If you look closely, you can see a glint of orange near the bottom center of the picture. There were some really impressive carp in this pond, near the Seattle Asian Art Museum in Volunteer Park. They seemed to get along fine with the mallards, who are vegetarians as far as I know (and who are about the same size as the fish, if not smaller!).

 

There’s Something About Street Trees December 6, 2009

I seem to be on a tree kick here so maybe I will just keep it going…

Garden Rant had an invitation to discuss thoughts on street tree policy here. Lots of comments! People feel strongly about their streets and trees, go figure.

Local Ecologist blogger Georgia writes from NYC now, she always has great insights about public policy and plants.

A monthly Festival of the Trees rotates among a variety of blogs, including co-founder Dave’s at Via Negativa this month. Always good arboreal stuff in this round-up, from photos to poetry to links that will lead you to look at our leafy friends in new ways.

Now, back to photos. Some of my favorite street trees in the neighborhood, all taken a few weeks ago when more leaves were up than down.

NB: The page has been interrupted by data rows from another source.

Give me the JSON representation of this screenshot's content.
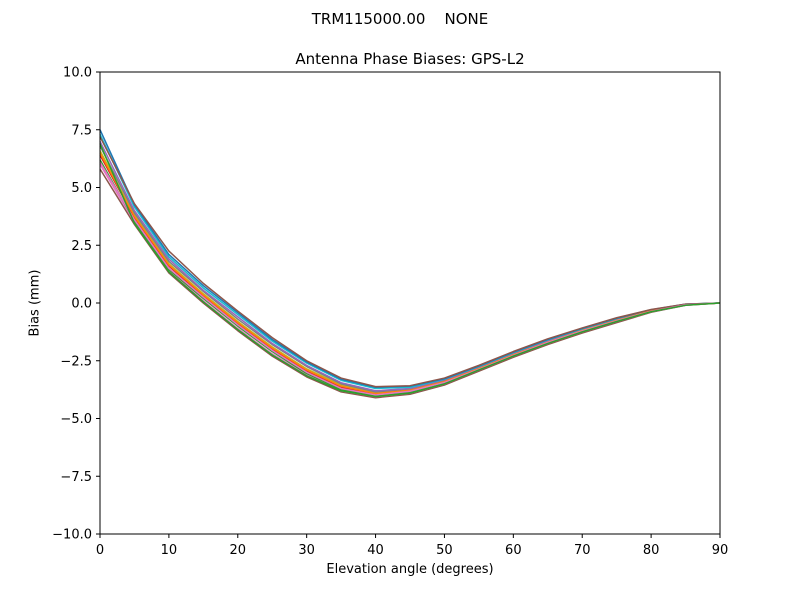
{
  "figure": {
    "suptitle": "TRM115000.00    NONE"
  },
  "chart_data": {
    "type": "line",
    "title": "Antenna Phase Biases: GPS-L2",
    "xlabel": "Elevation angle (degrees)",
    "ylabel": "Bias (mm)",
    "xlim": [
      0,
      90
    ],
    "ylim": [
      -10,
      10
    ],
    "xticks": [
      0,
      10,
      20,
      30,
      40,
      50,
      60,
      70,
      80,
      90
    ],
    "yticks": [
      -10.0,
      -7.5,
      -5.0,
      -2.5,
      0.0,
      2.5,
      5.0,
      7.5,
      10.0
    ],
    "xtick_labels": [
      "0",
      "10",
      "20",
      "30",
      "40",
      "50",
      "60",
      "70",
      "80",
      "90"
    ],
    "ytick_labels": [
      "−10.0",
      "−7.5",
      "−5.0",
      "−2.5",
      "0.0",
      "2.5",
      "5.0",
      "7.5",
      "10.0"
    ],
    "grid": false,
    "legend": "none",
    "x": [
      0,
      5,
      10,
      15,
      20,
      25,
      30,
      35,
      40,
      45,
      50,
      55,
      60,
      65,
      70,
      75,
      80,
      85,
      90
    ],
    "series": [
      {
        "color": "#8c564b",
        "values": [
          5.8,
          3.4,
          1.3,
          0.0,
          -1.2,
          -2.3,
          -3.2,
          -3.85,
          -4.1,
          -3.95,
          -3.55,
          -2.95,
          -2.35,
          -1.8,
          -1.3,
          -0.85,
          -0.4,
          -0.1,
          0.0
        ]
      },
      {
        "color": "#e377c2",
        "values": [
          6.0,
          3.5,
          1.4,
          0.1,
          -1.1,
          -2.2,
          -3.1,
          -3.8,
          -4.05,
          -3.9,
          -3.5,
          -2.9,
          -2.3,
          -1.75,
          -1.25,
          -0.8,
          -0.38,
          -0.1,
          0.0
        ]
      },
      {
        "color": "#2ca02c",
        "values": [
          6.2,
          3.55,
          1.45,
          0.2,
          -1.0,
          -2.1,
          -3.05,
          -3.75,
          -4.0,
          -3.85,
          -3.45,
          -2.88,
          -2.28,
          -1.72,
          -1.22,
          -0.78,
          -0.36,
          -0.08,
          0.0
        ]
      },
      {
        "color": "#d62728",
        "values": [
          6.4,
          3.7,
          1.6,
          0.3,
          -0.9,
          -2.0,
          -2.95,
          -3.65,
          -3.95,
          -3.8,
          -3.42,
          -2.85,
          -2.25,
          -1.7,
          -1.2,
          -0.76,
          -0.35,
          -0.08,
          0.0
        ]
      },
      {
        "color": "#bcbd22",
        "values": [
          6.6,
          3.8,
          1.7,
          0.4,
          -0.8,
          -1.9,
          -2.85,
          -3.55,
          -3.9,
          -3.75,
          -3.38,
          -2.82,
          -2.22,
          -1.68,
          -1.18,
          -0.74,
          -0.34,
          -0.07,
          0.0
        ]
      },
      {
        "color": "#7f7f7f",
        "values": [
          6.8,
          3.9,
          1.8,
          0.5,
          -0.7,
          -1.8,
          -2.75,
          -3.5,
          -3.85,
          -3.72,
          -3.35,
          -2.8,
          -2.2,
          -1.65,
          -1.16,
          -0.72,
          -0.33,
          -0.07,
          0.0
        ]
      },
      {
        "color": "#9467bd",
        "values": [
          7.0,
          4.0,
          1.9,
          0.55,
          -0.6,
          -1.75,
          -2.7,
          -3.45,
          -3.8,
          -3.7,
          -3.32,
          -2.78,
          -2.18,
          -1.63,
          -1.14,
          -0.7,
          -0.32,
          -0.06,
          0.0
        ]
      },
      {
        "color": "#17becf",
        "values": [
          7.3,
          4.15,
          2.0,
          0.65,
          -0.5,
          -1.65,
          -2.6,
          -3.35,
          -3.7,
          -3.65,
          -3.3,
          -2.75,
          -2.15,
          -1.6,
          -1.12,
          -0.68,
          -0.3,
          -0.06,
          0.0
        ]
      },
      {
        "color": "#1f77b4",
        "values": [
          7.5,
          4.25,
          2.1,
          0.75,
          -0.42,
          -1.58,
          -2.55,
          -3.3,
          -3.65,
          -3.6,
          -3.28,
          -2.73,
          -2.13,
          -1.58,
          -1.1,
          -0.66,
          -0.29,
          -0.05,
          0.0
        ]
      },
      {
        "color": "#ff7f0e",
        "values": [
          6.5,
          3.75,
          1.65,
          0.35,
          -0.85,
          -1.95,
          -2.9,
          -3.6,
          -3.92,
          -3.78,
          -3.4,
          -2.84,
          -2.24,
          -1.69,
          -1.19,
          -0.75,
          -0.34,
          -0.08,
          0.0
        ]
      },
      {
        "color": "#8c564b",
        "values": [
          7.2,
          4.3,
          2.25,
          0.85,
          -0.35,
          -1.5,
          -2.5,
          -3.25,
          -3.62,
          -3.58,
          -3.25,
          -2.7,
          -2.1,
          -1.55,
          -1.08,
          -0.64,
          -0.28,
          -0.05,
          0.0
        ]
      },
      {
        "color": "#e377c2",
        "values": [
          6.1,
          3.6,
          1.5,
          0.25,
          -0.95,
          -2.05,
          -3.0,
          -3.7,
          -3.98,
          -3.82,
          -3.44,
          -2.87,
          -2.27,
          -1.71,
          -1.21,
          -0.77,
          -0.36,
          -0.08,
          0.0
        ]
      },
      {
        "color": "#2ca02c",
        "values": [
          6.9,
          3.45,
          1.35,
          0.05,
          -1.15,
          -2.25,
          -3.15,
          -3.8,
          -4.05,
          -3.9,
          -3.5,
          -2.9,
          -2.3,
          -1.75,
          -1.25,
          -0.8,
          -0.38,
          -0.1,
          0.0
        ]
      }
    ]
  }
}
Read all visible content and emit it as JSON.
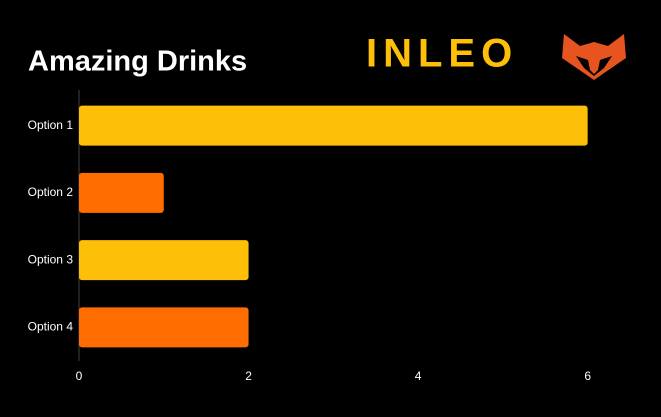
{
  "logo": "INLEO",
  "chart_data": {
    "type": "bar",
    "orientation": "horizontal",
    "title": "Amazing Drinks",
    "categories": [
      "Option 1",
      "Option 2",
      "Option 3",
      "Option 4"
    ],
    "values": [
      6,
      1,
      2,
      2
    ],
    "colors": [
      "#fdbf08",
      "#ff6d00",
      "#fdbf08",
      "#ff6d00"
    ],
    "xlim": [
      0,
      6.7
    ],
    "xticks": [
      0,
      2,
      4,
      6
    ],
    "grid": false
  }
}
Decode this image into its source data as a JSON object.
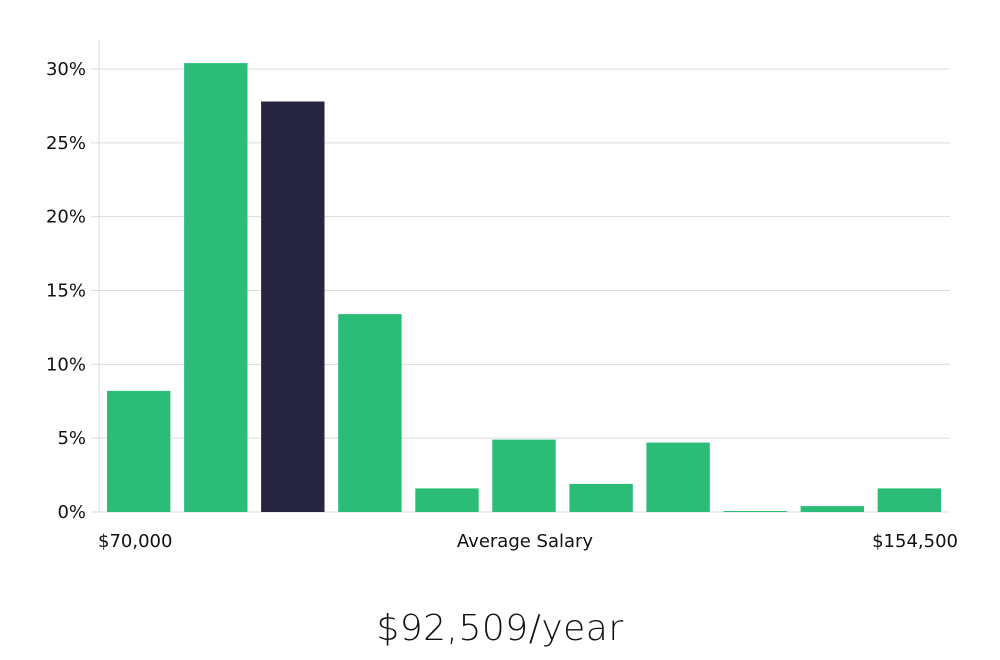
{
  "chart_data": {
    "type": "bar",
    "categories": [
      "1",
      "2",
      "3",
      "4",
      "5",
      "6",
      "7",
      "8",
      "9",
      "10",
      "11"
    ],
    "values": [
      8.2,
      30.4,
      27.8,
      13.4,
      1.6,
      4.9,
      1.9,
      4.7,
      0.05,
      0.4,
      1.6
    ],
    "highlight_index": 2,
    "colors": {
      "bar": "#2bbd78",
      "highlight": "#26243f"
    },
    "ylim": [
      0,
      32
    ],
    "yticks": [
      0,
      5,
      10,
      15,
      20,
      25,
      30
    ],
    "ytick_suffix": "%",
    "grid": true,
    "x_labels": {
      "left": "$70,000",
      "center": "Average Salary",
      "right": "$154,500"
    }
  },
  "salary": {
    "value": "$92,509/year"
  }
}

Japanese maple, unknown variety (it would be on my short-list for the back garden, if only I knew what it was!):

Unknown Japanese maple variety in fall - lovely

A pretty dogwood (I would say maybe Cornus kousa except that I have one and it lost its leaves much earlier, so I’m not sure):

Dogwood in fall

Close up of dogwood fruit – do they remind anyone else of Crunchberries?

Dogwood fruit in November

Another Japanese maple, I’m going to go with ‘Bloodgood’:

Bloodgood maple tree

Nothing like sunlight through those leaves, turns them from wine to scarlet:

Light through Bloodgood maple

I’ll save the neighbor’s magnificent gingkos for another time. They deserve their very own page, I think!